Gradient descent

If you want to predict something from your data, you need to put a strategy in place. I mean you need a way to measure how good your predictions are … and then try to make the best ones.

This is usually done by taking some data for which you already know the outcome and then measuring the difference from what your system predict and the actual outcome.

This difference is often referred to as the “cost function”. Once we have such a function our machine learning problem comes down to minimising our cost function.

One very simple way to find the minimum value(s) is called gradient descent. The basic idea is to make small steps along the gradient (the derivative of the function) until we reach a minimum.

The idea behind this algorithm is that

\(
f(x + \epsilon) = f(x) + \epsilon f'(x)
\) when \(\epsilon\) is close to 0.

Using the sign of the derivative we can find the best direction to walk by. If the derivative is positive the function is increasing, so we’d like to walk to the left and when the derivative is negative the function is decreasing so we move to the right. This give the following pseudo-code:

while (\(\| f'(x)\| < \delta\)) do
\(x = x – \epsilon f'(x)\)
done

\(\delta\) allows to stop when the derivative is close enough to 0. When we are close enough to a minimum.
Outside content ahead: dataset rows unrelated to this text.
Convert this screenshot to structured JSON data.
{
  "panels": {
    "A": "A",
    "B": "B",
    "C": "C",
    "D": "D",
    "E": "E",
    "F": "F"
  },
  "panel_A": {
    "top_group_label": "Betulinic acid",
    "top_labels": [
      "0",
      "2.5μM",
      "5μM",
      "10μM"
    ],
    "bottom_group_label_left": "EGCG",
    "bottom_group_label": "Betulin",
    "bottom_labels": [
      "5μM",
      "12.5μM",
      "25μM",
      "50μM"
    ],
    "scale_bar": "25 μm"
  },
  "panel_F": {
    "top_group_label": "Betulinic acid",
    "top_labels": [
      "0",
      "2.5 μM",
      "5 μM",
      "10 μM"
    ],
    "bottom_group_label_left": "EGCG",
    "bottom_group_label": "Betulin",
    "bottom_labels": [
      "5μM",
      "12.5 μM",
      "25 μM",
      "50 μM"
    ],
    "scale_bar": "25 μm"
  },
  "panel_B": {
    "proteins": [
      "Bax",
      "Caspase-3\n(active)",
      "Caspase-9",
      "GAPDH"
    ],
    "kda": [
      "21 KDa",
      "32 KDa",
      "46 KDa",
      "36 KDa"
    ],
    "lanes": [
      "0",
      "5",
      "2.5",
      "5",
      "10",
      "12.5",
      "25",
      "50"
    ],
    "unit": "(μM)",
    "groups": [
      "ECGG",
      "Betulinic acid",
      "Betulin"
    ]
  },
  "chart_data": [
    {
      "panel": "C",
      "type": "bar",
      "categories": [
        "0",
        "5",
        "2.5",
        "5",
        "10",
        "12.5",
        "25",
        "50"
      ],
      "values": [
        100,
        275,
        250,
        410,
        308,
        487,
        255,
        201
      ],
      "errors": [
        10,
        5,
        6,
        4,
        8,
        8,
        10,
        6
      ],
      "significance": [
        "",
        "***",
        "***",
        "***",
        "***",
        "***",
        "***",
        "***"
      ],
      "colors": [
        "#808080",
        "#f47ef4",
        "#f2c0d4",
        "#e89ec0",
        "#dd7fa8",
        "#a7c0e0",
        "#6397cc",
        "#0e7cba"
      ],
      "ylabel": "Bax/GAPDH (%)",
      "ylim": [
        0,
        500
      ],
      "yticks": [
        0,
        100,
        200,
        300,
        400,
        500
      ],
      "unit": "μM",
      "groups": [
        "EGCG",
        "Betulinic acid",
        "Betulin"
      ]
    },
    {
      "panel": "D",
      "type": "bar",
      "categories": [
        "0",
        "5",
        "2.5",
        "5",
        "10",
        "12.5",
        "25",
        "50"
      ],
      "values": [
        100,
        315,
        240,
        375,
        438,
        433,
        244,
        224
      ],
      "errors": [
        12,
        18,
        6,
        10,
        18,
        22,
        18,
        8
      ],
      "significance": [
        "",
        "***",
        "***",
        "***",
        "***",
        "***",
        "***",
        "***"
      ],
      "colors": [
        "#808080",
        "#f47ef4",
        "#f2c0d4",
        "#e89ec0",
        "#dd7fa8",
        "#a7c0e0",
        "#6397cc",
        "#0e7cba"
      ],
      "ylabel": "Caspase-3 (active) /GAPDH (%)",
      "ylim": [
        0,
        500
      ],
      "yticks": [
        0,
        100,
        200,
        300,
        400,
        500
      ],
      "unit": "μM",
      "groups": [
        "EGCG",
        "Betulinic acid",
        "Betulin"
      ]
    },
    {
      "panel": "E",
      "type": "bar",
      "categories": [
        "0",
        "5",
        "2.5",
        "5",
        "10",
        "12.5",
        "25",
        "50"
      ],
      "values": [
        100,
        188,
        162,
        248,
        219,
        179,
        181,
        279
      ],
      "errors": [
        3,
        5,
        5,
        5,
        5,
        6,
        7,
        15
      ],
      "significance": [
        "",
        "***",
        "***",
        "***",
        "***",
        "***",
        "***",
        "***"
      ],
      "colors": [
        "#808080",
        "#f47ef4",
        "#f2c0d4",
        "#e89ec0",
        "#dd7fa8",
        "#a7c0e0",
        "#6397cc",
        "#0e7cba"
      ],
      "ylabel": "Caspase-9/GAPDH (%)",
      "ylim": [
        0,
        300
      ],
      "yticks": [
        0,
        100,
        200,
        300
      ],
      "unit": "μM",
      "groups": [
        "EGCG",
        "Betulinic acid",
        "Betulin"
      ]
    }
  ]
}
By Joris Gillis (Created with Maple 10) via Wikimedia Commons
By Joris Gillis (Created with Maple 10) via Wikimedia Commons

When the derivative is 0 we may have reach a minimum (or a maximum, a saddle point, or a flat region). We can usually figure out the situation using the second derivative \(f”(x)\).

The main problem with this approach is that it is subject to local minimums. We may end up in a local minimum that is not the optimal solution. We can try with bigger steps (increase \(\epsilon\)) but too large values of \(\epsilon\) might miss the minimum and having the gradient descent to never converge.

Moreover this approach is slow as we need to proceed by small steps. Usually we stop the algorithm after a given number of steps and use smaller and smaller steps as we get closer to a minimum.

The beauty of this algorithm lies in its simplicity as it can work on many complex functions (\(f\) needs to be continue to be differentiable).